# New radius gauge set



## Groundhog (Aug 9, 2018)

Just got my new (large and intermediate sized) radius gauge sets. They lack appropriate labeling but can be easily read with the (not supplied) caliper.
Rust proof and resistant to all cutting and cooling fluids.
Accurate within 1/8" (more or less).
Unbreakable - almost.
Easily stolen from a nearby kitchen or available at most dollar stores.




Have a happy!!


----------



## RandyM (Aug 9, 2018)

That is a big part of this amazing hobby, being resourceful.


----------



## T Bredehoft (Aug 9, 2018)

I wouldn'lt suggest equating the numbers on the 'handles' with anything relating to machinery, though.  For our purposes, those numbers are meaningless.


----------



## TonyRV2 (Aug 9, 2018)

Seems I have a rod with a 1/4 cup radius.  Anyone know the metric conversion?  Oh wait, here it is, in metric units its a 51.4mL radius.


----------



## Ken from ontario (Aug 9, 2018)

I have been scolded for using my wife's turkey baster to suck up the last bit of gear oil from my bandsaw gearbox..,  lesson learned,leave the kitchen stuff in the kitchen.


----------



## Groundhog (Aug 9, 2018)

Don't have an "other" so I'm good with the kitchen stuff. Sure could use someone to wash it up though!


----------



## RandyM (Aug 10, 2018)

Ken from ontario said:


> I have been scolded for using my wife's turkey baster to suck up the last bit of gear oil from my bandsaw gearbox..,  lesson learned,leave the kitchen stuff in the kitchen.

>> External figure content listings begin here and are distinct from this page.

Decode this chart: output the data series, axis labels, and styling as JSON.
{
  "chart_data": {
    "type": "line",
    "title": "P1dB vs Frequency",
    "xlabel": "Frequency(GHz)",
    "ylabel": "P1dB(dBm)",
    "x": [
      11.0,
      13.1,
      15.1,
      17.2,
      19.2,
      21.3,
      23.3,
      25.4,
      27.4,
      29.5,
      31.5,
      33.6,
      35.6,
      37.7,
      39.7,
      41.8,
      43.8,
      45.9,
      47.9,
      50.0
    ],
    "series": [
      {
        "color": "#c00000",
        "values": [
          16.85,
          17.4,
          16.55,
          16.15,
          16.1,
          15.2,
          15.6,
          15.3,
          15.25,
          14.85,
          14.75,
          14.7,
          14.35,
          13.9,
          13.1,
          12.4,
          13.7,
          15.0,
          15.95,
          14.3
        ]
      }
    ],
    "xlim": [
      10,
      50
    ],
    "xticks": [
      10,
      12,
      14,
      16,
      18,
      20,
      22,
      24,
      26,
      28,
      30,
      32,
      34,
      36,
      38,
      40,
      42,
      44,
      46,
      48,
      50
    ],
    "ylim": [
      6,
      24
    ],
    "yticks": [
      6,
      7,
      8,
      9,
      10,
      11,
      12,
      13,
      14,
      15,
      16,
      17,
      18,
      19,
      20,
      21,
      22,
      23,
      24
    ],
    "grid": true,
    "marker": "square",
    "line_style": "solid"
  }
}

I just use one of these. It is for filling a battery with water. I use it for every fluid in the shop. I think it is a little more heavy duty than your standard turkey baster. You can pop the bulb off the stem and rinse it out after each use. They work great.




https://www.ebay.com/itm/Imperial-6040550-Battery-Filler-and-Brake-Fluid-Suction-Tool/332352100788?epid=2197986914&hash=item4d61ba99b4:g:GTYAAOSwcepZyoJW&_sacat=0&_nkw=battery+filler&_from=R40&rt=nc&_trksid=m570.l1313


----------



## Ken from ontario (Aug 10, 2018)

RandyM said:


> I think it is a little more heavy duty than your standard turkey baster. You can pop the bulb off the stem and rinse it out after each use. They work great.


That actually is a versatile tool to have around the shop .


----------